Célia attendit que la servante soit sortie avant d’ouvrir brusquement les portes de la chambre.
« Alice, tu n’es pas en sécurité ici ! Mon père veut te sortir d’ici et te protéger. »
À peine avait-elle prononcé ces mots qu’un aboiement féroce retentit. Etoile, qui reposait sur le lit, bondit immédiatement et se plaça devant Alice, grondant avec méfiance. Alice, quant à elle, se recroquevilla dans les bras de Raphaël, tremblante, tandis que les petits chiots, jusque-là endormis, se mirent eux aussi à aboyer bruyamment.
Célia serra les poings en voyant la scène.
« Éloignez-vous d’elle, espèce de pervers ! » s’exclama-t-elle en fixant Raphaël avec colère.
Celui-ci ne broncha pas, mais son regard se fit plus dur.
« Tu oses m’insulter sous mon propre toit ? Et c’est toi qui oses parler après avoir fait irruption ici sans y être invitée ? » Il désigna Alice d’un mouvement du menton. « Tu ne vois pas que tu l’effraies ? »
Alice releva soudain la tête et, avant que Célia ne puisse répondre, elle hurla :
« Tu oses dire ça après que ton père et toi avez voulu me tuer ?! »
Sa voix, d’abord forte et accusatrice, s’éteignit presque sur les derniers mots. Un silence pesant s’installa.
Célia abasourdie, ouvrit la bouche sans trouver immédiatement les mots.
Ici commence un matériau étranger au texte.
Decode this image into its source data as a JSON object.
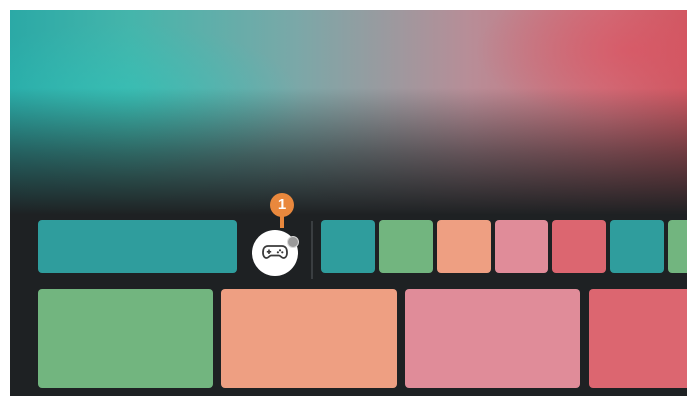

« Non… Non, jamais ! Le plan n’a jamais été de te tuer, Alice ! Il s’agissait de te libérer, pour que tu vives la vie que tu souhaites ! »
Son regard se posa sur une petite table non loin du lit, où plusieurs esquisses de vêtements étaient étalées.
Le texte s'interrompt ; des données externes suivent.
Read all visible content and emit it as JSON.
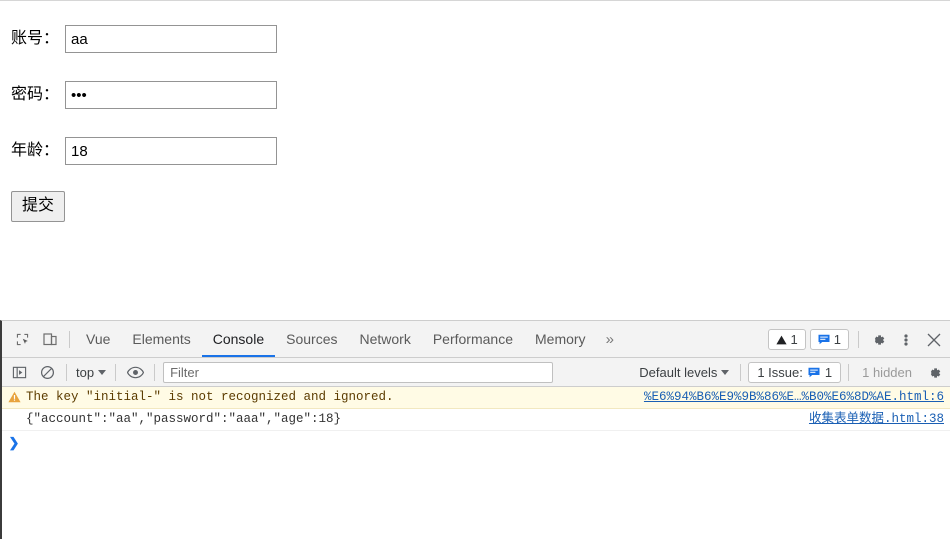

« Tu as toujours voulu créer tes propres designs de mode... » souffla-t-elle, comme pour lui rappeler ses rêves d’autrefois.
Raphaël posa son regard sur Alice, puis sur Célia, avant de prendre la parole d’un ton ferme :
« Nous allons rejoindre ton père et mes parents dans le grand salon. Là-bas, vous expliquerez tout. »
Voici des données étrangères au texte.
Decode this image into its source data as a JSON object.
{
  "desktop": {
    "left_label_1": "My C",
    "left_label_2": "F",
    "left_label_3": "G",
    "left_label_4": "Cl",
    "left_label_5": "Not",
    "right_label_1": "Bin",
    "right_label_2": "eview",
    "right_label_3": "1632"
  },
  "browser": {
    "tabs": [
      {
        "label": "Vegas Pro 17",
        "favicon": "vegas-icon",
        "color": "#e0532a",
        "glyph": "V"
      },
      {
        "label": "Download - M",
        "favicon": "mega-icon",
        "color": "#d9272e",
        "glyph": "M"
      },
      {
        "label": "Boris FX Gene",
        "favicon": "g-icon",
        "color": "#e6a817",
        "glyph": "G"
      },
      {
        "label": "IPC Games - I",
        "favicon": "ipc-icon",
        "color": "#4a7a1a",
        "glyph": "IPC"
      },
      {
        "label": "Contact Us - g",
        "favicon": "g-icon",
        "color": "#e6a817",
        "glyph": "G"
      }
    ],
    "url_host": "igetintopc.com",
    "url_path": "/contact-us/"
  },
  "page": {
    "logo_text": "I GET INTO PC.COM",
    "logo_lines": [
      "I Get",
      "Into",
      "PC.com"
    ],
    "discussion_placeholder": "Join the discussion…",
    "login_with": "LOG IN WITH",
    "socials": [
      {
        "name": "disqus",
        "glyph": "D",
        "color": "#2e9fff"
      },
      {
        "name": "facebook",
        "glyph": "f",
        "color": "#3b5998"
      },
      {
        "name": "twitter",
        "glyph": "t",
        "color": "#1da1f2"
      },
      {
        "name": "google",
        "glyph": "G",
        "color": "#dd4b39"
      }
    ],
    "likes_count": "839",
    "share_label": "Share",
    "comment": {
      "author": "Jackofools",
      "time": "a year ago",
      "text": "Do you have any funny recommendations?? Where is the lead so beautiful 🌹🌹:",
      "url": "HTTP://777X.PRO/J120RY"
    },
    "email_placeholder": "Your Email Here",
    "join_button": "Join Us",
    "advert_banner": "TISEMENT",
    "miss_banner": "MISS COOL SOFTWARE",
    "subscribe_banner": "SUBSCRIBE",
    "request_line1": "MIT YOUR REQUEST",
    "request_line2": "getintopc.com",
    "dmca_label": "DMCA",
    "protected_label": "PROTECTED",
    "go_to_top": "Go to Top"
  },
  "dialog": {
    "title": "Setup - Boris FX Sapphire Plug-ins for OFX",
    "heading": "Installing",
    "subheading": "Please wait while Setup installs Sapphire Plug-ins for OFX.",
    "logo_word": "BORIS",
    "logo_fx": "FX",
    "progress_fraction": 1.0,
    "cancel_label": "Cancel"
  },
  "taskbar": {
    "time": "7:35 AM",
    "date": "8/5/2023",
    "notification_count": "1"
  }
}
Son regard se durcit un instant.
« Et qui sait ? Ton père a peut-être déjà tout avoué. Sinon, nous tirerons cette histoire au clair. »
Alice aurait dû rester ici, elle avait besoin de repos. Mais elle s’accrocha à Raphaël, déterminée.
« Je viens avec vous. »
Raphaël fronça légèrement les sourcils.
« Alice... »
« Je veux savoir la vérité. » trancha-t-elle, sa voix encore fragile mais résolue.
Voyant qu’elle était encore trop faible pour marcher, Raphaël finit par céder et la prit dans ses bras. Alice ne protesta pas et posa doucement sa tête contre lui, épuisée mais déterminée.
Etoile et ses chiots voulurent les suivre, mais Alice leur adressa un regard tendre avant de murmurer :
« Reste ici, ma belle. Prends soin de tes petits. Je reviens vite. »
La chienne hésita, puis recula doucement, baissant la tête. Célia lui lança un dernier regard… mais cette fois, Etoile se détourna d’elle.
Un pincement serra son cœur, mais elle n’en montra rien et emboîta le pas à Raphaël et Alice. L’heure des révélations approchait.